Der Geschäftsführer der Antragstellerin hat deren gesamte Geschäftsanteile mit notariellem Vertrag vom 5. April 1995 erworben. Eine Gesellschafterversammlung vom selben Tage beschloß die Verlegung des Sitzes der GmbH von Hannover nach Leipzig, berief den bisherigen Geschäftsführer ab und bestellte den derzeitigen Geschäftsführer (vgl. notarielle Urkunde GA 4 d. Akten AG Leipzig). Der frühere Geschäftsführer meldete das Gewerbe in Hannover am 14. Juli 1995 ab (vgl. GA 7 d. Akten). In Leipzig hatte der derzeitige Geschäftsführer der Antragstellerin mit Vertrag vom 28. Februar 1995 (GA 19 d. Akten) im eigenen Namen einen Büroraum von 20 m sowie ein Nebengelaß als Lager (nur zugelassen zur Lagerung von Akten) in einem dort eingerichteten Ladengeschäft zum Preis von 600,-- DM/Monat angemietet.

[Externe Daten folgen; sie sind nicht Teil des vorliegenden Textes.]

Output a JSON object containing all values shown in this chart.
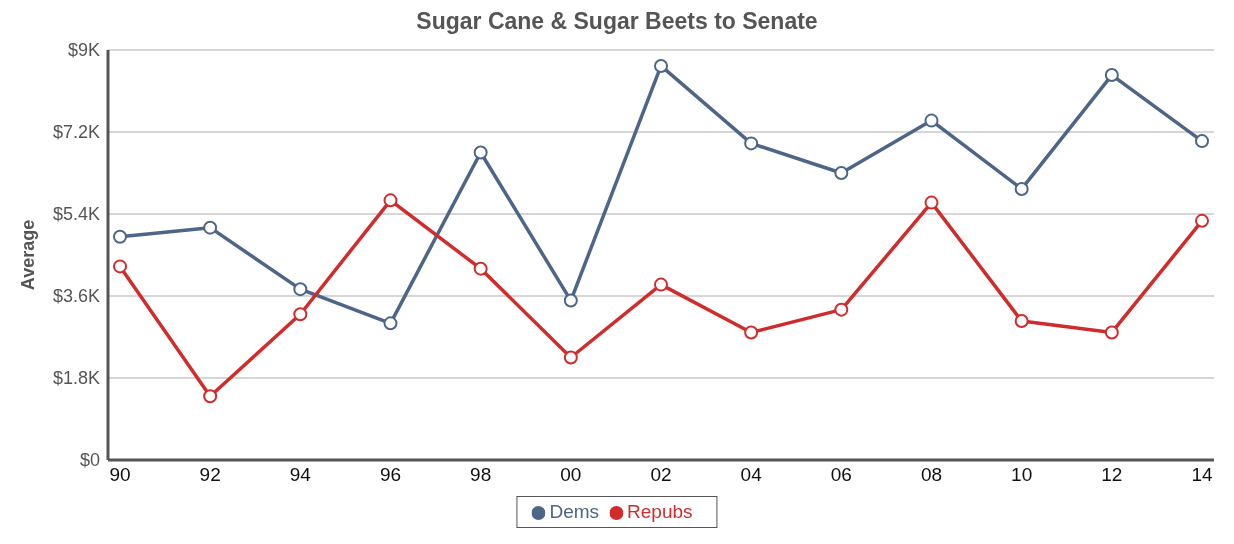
{
  "chart_data": {
    "type": "line",
    "title": "Sugar Cane & Sugar Beets to Senate",
    "ylabel": "Average",
    "categories": [
      "90",
      "92",
      "94",
      "96",
      "98",
      "00",
      "02",
      "04",
      "06",
      "08",
      "10",
      "12",
      "14"
    ],
    "series": [
      {
        "name": "Dems",
        "color": "#4d6587",
        "values": [
          4900,
          5100,
          3750,
          3000,
          6750,
          3500,
          8650,
          6950,
          6300,
          7450,
          5950,
          8450,
          7000
        ]
      },
      {
        "name": "Repubs",
        "color": "#d12c2c",
        "values": [
          4250,
          1400,
          3200,
          5700,
          4200,
          2250,
          3850,
          2800,
          3300,
          5650,
          3050,
          2800,
          5250
        ]
      }
    ],
    "ylim": [
      0,
      9000
    ],
    "yticks": [
      {
        "value": 0,
        "label": "$0"
      },
      {
        "value": 1800,
        "label": "$1.8K"
      },
      {
        "value": 3600,
        "label": "$3.6K"
      },
      {
        "value": 5400,
        "label": "$5.4K"
      },
      {
        "value": 7200,
        "label": "$7.2K"
      },
      {
        "value": 9000,
        "label": "$9K"
      }
    ],
    "grid": "y",
    "legend": "bottom",
    "marker": "circle",
    "line_style": "solid"
  }
}
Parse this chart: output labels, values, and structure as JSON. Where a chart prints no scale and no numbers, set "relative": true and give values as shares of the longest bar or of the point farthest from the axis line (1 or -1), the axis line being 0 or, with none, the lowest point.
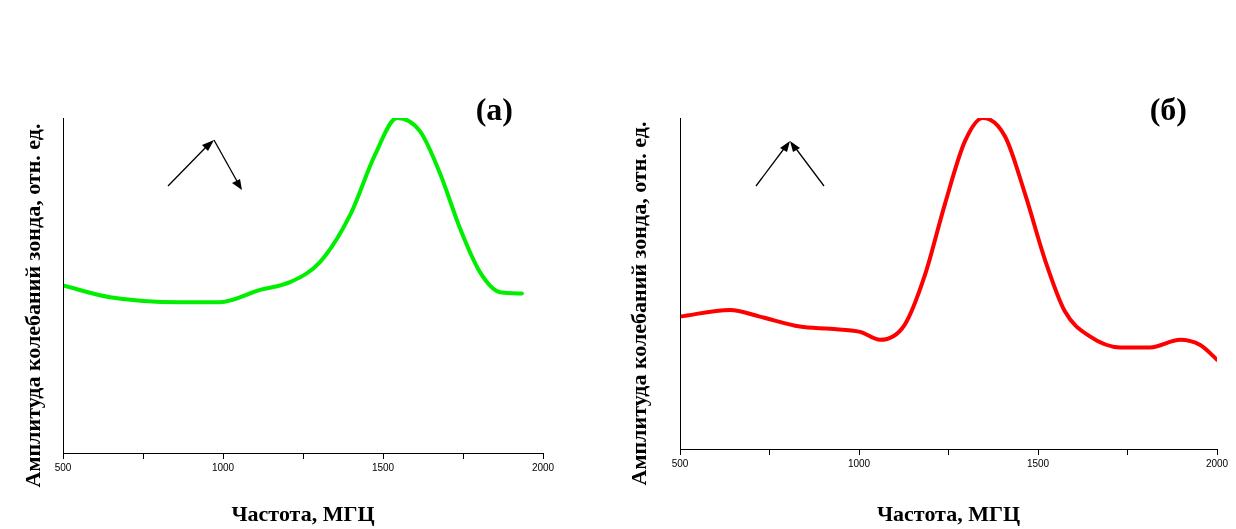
{
  "chart_data": [
    {
      "type": "line",
      "title": "(а)",
      "xlabel": "Частота, МГЦ",
      "ylabel": "Амплитуда колебаний зонда, отн. ед.",
      "relative": true,
      "xlim": [
        500,
        2000
      ],
      "xticks": [
        500,
        {
          "value": 750,
          "label": null
        },
        1000,
        {
          "value": 1250,
          "label": null
        },
        1500,
        {
          "value": 1750,
          "label": null
        },
        2000
      ],
      "grid": false,
      "legend": false,
      "marker": "none",
      "line_style": "solid",
      "series": [
        {
          "color": "#00ee00",
          "x": [
            500,
            647,
            866,
            990,
            1116,
            1209,
            1303,
            1397,
            1475,
            1544,
            1616,
            1678,
            1741,
            1803,
            1866,
            1934
          ],
          "values": [
            0.5,
            0.465,
            0.45,
            0.45,
            0.487,
            0.51,
            0.57,
            0.71,
            0.89,
            1,
            0.96,
            0.835,
            0.67,
            0.54,
            0.48,
            0.476
          ]
        }
      ]
    },
    {
      "type": "line",
      "title": "(б)",
      "xlabel": "Частота, МГЦ",
      "ylabel": "Амплитуда колебаний зонда, отн. ед.",
      "relative": true,
      "xlim": [
        500,
        2000
      ],
      "xticks": [
        500,
        {
          "value": 750,
          "label": null
        },
        1000,
        {
          "value": 1250,
          "label": null
        },
        1500,
        {
          "value": 1750,
          "label": null
        },
        2000
      ],
      "grid": false,
      "legend": false,
      "marker": "none",
      "line_style": "solid",
      "series": [
        {
          "color": "#ff0000",
          "x": [
            500,
            640,
            723,
            835,
            919,
            1003,
            1059,
            1128,
            1184,
            1240,
            1296,
            1346,
            1408,
            1464,
            1520,
            1575,
            1645,
            1729,
            1813,
            1897,
            1953,
            2000
          ],
          "values": [
            0.4,
            0.42,
            0.4,
            0.37,
            0.363,
            0.354,
            0.33,
            0.376,
            0.525,
            0.74,
            0.93,
            1,
            0.944,
            0.77,
            0.57,
            0.416,
            0.34,
            0.307,
            0.307,
            0.33,
            0.314,
            0.27
          ]
        }
      ]
    }
  ]
}
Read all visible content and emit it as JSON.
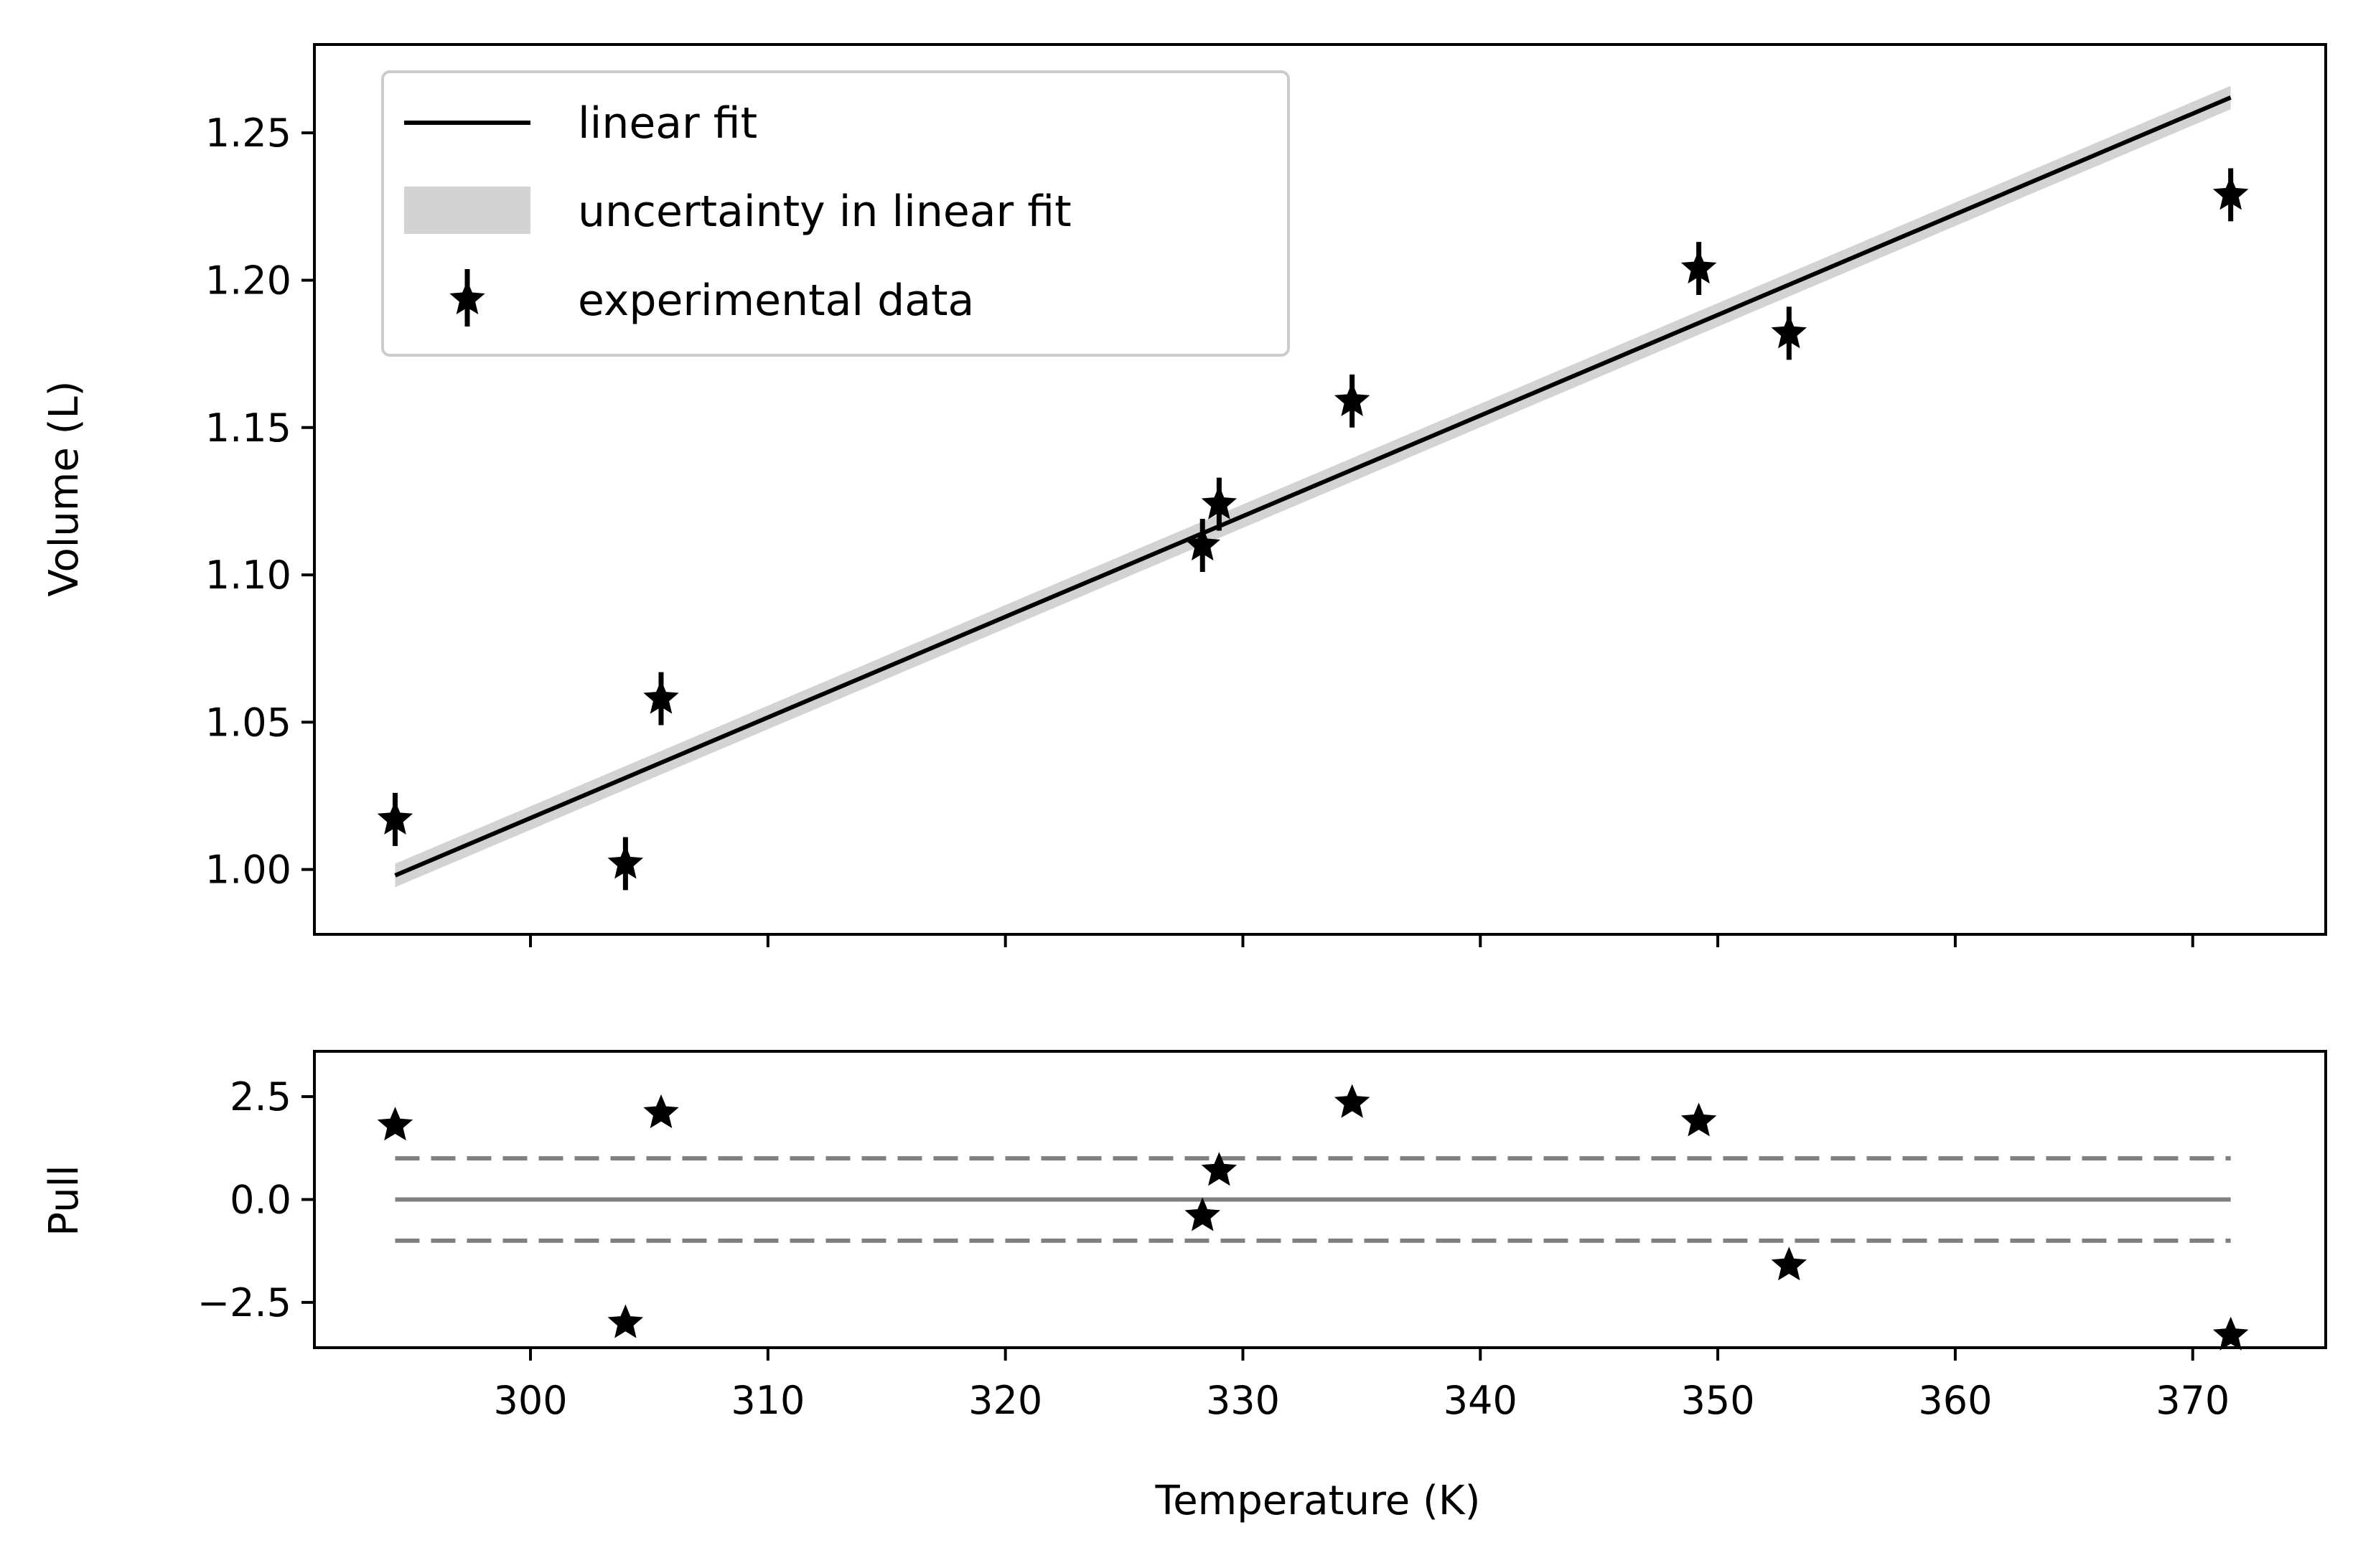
{
  "chart_data": [
    {
      "type": "scatter",
      "panel": "main",
      "xlabel": "",
      "ylabel": "Volume (L)",
      "xlim": [
        290.9,
        375.6
      ],
      "ylim": [
        0.978,
        1.28
      ],
      "yticks": [
        1.0,
        1.05,
        1.1,
        1.15,
        1.2,
        1.25
      ],
      "ytick_labels": [
        "1.00",
        "1.05",
        "1.10",
        "1.15",
        "1.20",
        "1.25"
      ],
      "xticks": [
        300,
        310,
        320,
        330,
        340,
        350,
        360,
        370
      ],
      "grid": false,
      "legend": {
        "placement": "upper-left",
        "entries": [
          "linear fit",
          "uncertainty in linear fit",
          "experimental data"
        ]
      },
      "fit": {
        "name": "linear fit",
        "x": [
          294.3,
          371.6
        ],
        "y": [
          0.998,
          1.262
        ],
        "band_halfwidth": 0.004,
        "color": "#000000",
        "band_color": "#d3d3d3"
      },
      "series": [
        {
          "name": "experimental data",
          "marker": "star",
          "color": "#000000",
          "x": [
            294.3,
            304.0,
            305.5,
            328.3,
            329.0,
            334.6,
            349.2,
            353.0,
            371.6
          ],
          "y": [
            1.017,
            1.002,
            1.058,
            1.11,
            1.124,
            1.159,
            1.204,
            1.182,
            1.229
          ],
          "yerr": [
            0.009,
            0.009,
            0.009,
            0.009,
            0.009,
            0.009,
            0.009,
            0.009,
            0.009
          ]
        }
      ]
    },
    {
      "type": "scatter",
      "panel": "pull",
      "xlabel": "Temperature (K)",
      "ylabel": "Pull",
      "xlim": [
        290.9,
        375.6
      ],
      "ylim": [
        -3.6,
        3.6
      ],
      "yticks": [
        -2.5,
        0.0,
        2.5
      ],
      "ytick_labels": [
        "−2.5",
        "0.0",
        "2.5"
      ],
      "xticks": [
        300,
        310,
        320,
        330,
        340,
        350,
        360,
        370
      ],
      "xtick_labels": [
        "300",
        "310",
        "320",
        "330",
        "340",
        "350",
        "360",
        "370"
      ],
      "grid": false,
      "reference_lines": {
        "solid": 0.0,
        "dashed": [
          1.0,
          -1.0
        ],
        "x": [
          294.3,
          371.6
        ],
        "color": "#808080"
      },
      "series": [
        {
          "name": "",
          "marker": "star",
          "color": "#000000",
          "x": [
            294.3,
            304.0,
            305.5,
            328.3,
            329.0,
            334.6,
            349.2,
            353.0,
            371.6
          ],
          "y": [
            1.8,
            -3.0,
            2.1,
            -0.4,
            0.7,
            2.35,
            1.9,
            -1.6,
            -3.3
          ]
        }
      ]
    }
  ]
}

Mit Schreiben vom 9. Juni 1995 stellte die Antragstellerin - vertreten durch ihren Geschäftsführer - gemäß § 64 GmbHG Antrag auf Gesamtvollstreckung beim Amtsgericht Leipzig (GA 1 d. Akten). Nach einem Ortstermin an der Geschäftsanschrift der Schuldnerin vom 24. Juli 1995 (GA 11 d. Akten) wies das Amtsgericht Leipzig den Antrag mit Beschluß vom 18. September 1995 als unzulässig ab. Es sei örtlich nicht zuständig, weil die Sitzverlegung nach Leipzig mißbräuchlich zur Erschleichung des Gerichtsstandes sei. Die Schuldnerin besitze lediglich eine Briefkastenanschrift in Leipzig. Das sei gerichtsbekannt, nachdem "zahlreiche andere Anträge in anderen Verfahren" unter derselben Anschrift beim Amtsgericht Leipzig eingegangen seien. Das Gericht sei nicht davon überzeugt, daß die Antragstellerin und Schuldnerin in Leipzig eine zuständigkeitsbegründende Tätigkeit entfaltet habe (GA 22 ff. d. Akten).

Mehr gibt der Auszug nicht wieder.